We ready the kitchen for jam-making, and Shana suits up to go picking. Despite the ferocious heat, she wears a heavy denim shirt to protect her arms from thorns; long pants to shield her legs from the poison ivy that grows so copiously around the berry bushes; and hiking boots for sure footing on the steep, slippery ground. It’s bathing suit weather, but to look at her, you’d think she was getting ready for a brisk November hike.
She returns hours later, face glistening, hair plastered down with sweat, hands dyed purple. “There were tons of them in that patch above the big pond, right by the sumacs. It was a complete jungle.” She shows me her prize, a plastic mixing bowl brimming with raspberries, setting it down on the butcher block with an unmistakable air of triumph. Then she tells me it’s time for a shower.
After a cooling off period, we start to make jam. As Ella Fitzgerald scats joyfully in the background, we ready the jars, wash the berries, measure out the sugar. A natural division of labor occurs. We don’t really have to talk about what we’re doing while we work. She handles the fruit; I pre-warm the jars. She cooks up the berries, sugar, and pectin; I ready the jarring station and work with the molten jam. She caps; I process.
It’s hot work, but there’s great satisfaction at the end of it. We step back and admire the unlabeled jars in their neat rows. The metal lids flex as they cool, signaling the successful formation of a vacuum, a sound a little like the popping of tab on a cold can of beer.
Actually, a glass of wine is more our speed, sipped under an air conditioning vent while a Netflix movie unspools at the end of a long, productive day. A day of jam-making promises a good night’s sleep.
Usually.
This year, Shana woke up in the wee hours clawing at her flesh. Her body was on fire with itching. Morning light revealed angry red swaths of insect bites on her thighs, back, and behind her knees. The moment I saw them, I knew what we were dealing with.
Chiggers.
Chigger bites, considered to be among the itchiest to afflict human beings, are the result of the harvester being harvested herself — in this case, for the tasty protein in her skin cells. The microscopic creatures behind this maddening enzymatic fracking are actually the larvae of Trombicula Alfreddugensi, a species of mite named for an obscure 19th century Mexican herpetologist of French descent.
But I digress.
The life cycle of this mite proceeds in the usual fashion: from egg, to larva, to nymph, to adult. The adult is the only one readily visible to the human eye, and even that little red critter would elude middle-aged eyes like ours. The larvae, on the other hand, are really, really small, on the order of two fingerprint ridges.

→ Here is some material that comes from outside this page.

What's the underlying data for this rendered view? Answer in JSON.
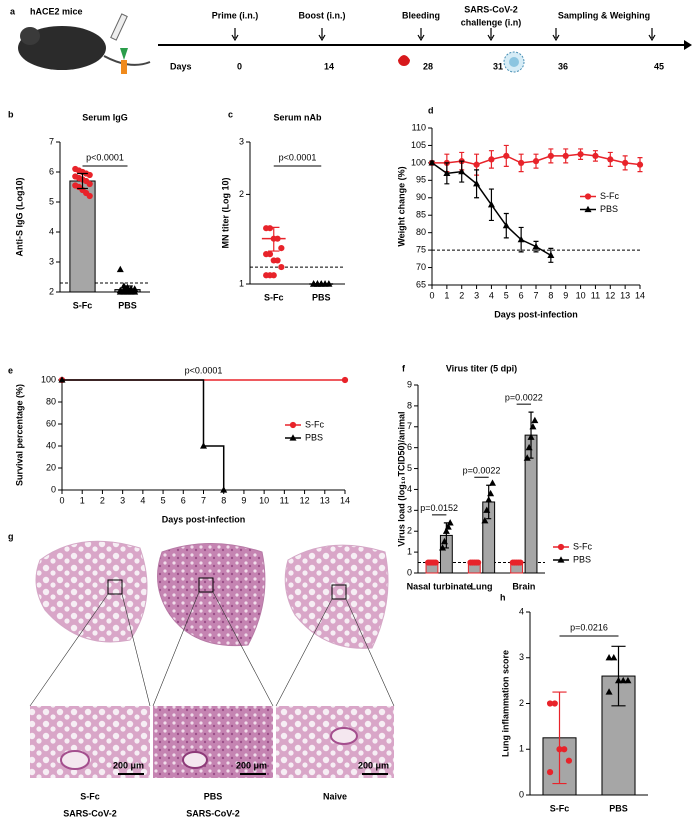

The larvae are what concern us here. In the moist heat of early summer, they congregate in tall grass, and especially around berry bushes, waiting patiently for a creature to come walking, hopping, or slithering by. Then — sproing! — they make a leap for it.
The untucked cuffs of a pair of pants make an ideal doorway to the feast. These mites are pretty spritely. They can migrate from ankle to groin — one of their favorite feasting grounds — in less than fifteen minutes, searching out places where the skin is unusually tender, moist, and wrinkled. Flesh that has been compressed by elastic is ideal, which is why their bites are often concentrated above socks and waistbands.
Common lore has it that chiggers bore into your flesh, but this is a myth. Their mouth parts are poorly suited for boring. In fact, their wimpy little jaws can barely pierce human flesh at all, which is why they use the infinitely more revolting tactic of spitting on their food before they consume it. Their saliva contains enzymes that dissolve cells on contact. The chigger then slurps up the delicious cell slurry.
One of the other horrifying facets of a chigger’s meal is that the skin cells harden into a kind of tube that facilitates the slurping. This tube, which is called a stylostome, is the primary source of the torturous itching that accompanies their bite.
So how do you deal with these little monsters? Tucking your pants into your socks isn’t a bad start. Bug repellent is a good idea. Showering immediately after coming in from a romp in the grass is wise, although by then it might be too late. Washing your expeditionary clothes in hot water is recommended.
But if you’ve already become a holiday meal for chiggers, there’s not much to do but slather the bites with itch cream, and maybe take some Benedryl, if that stuff works for you. Anything you may have read about covering the welts with nail polish is hogwash. If you’ve taken a shower, the chigger is long gone, its meal a happy memory.
Or an insatiable misery, depending on your point of view.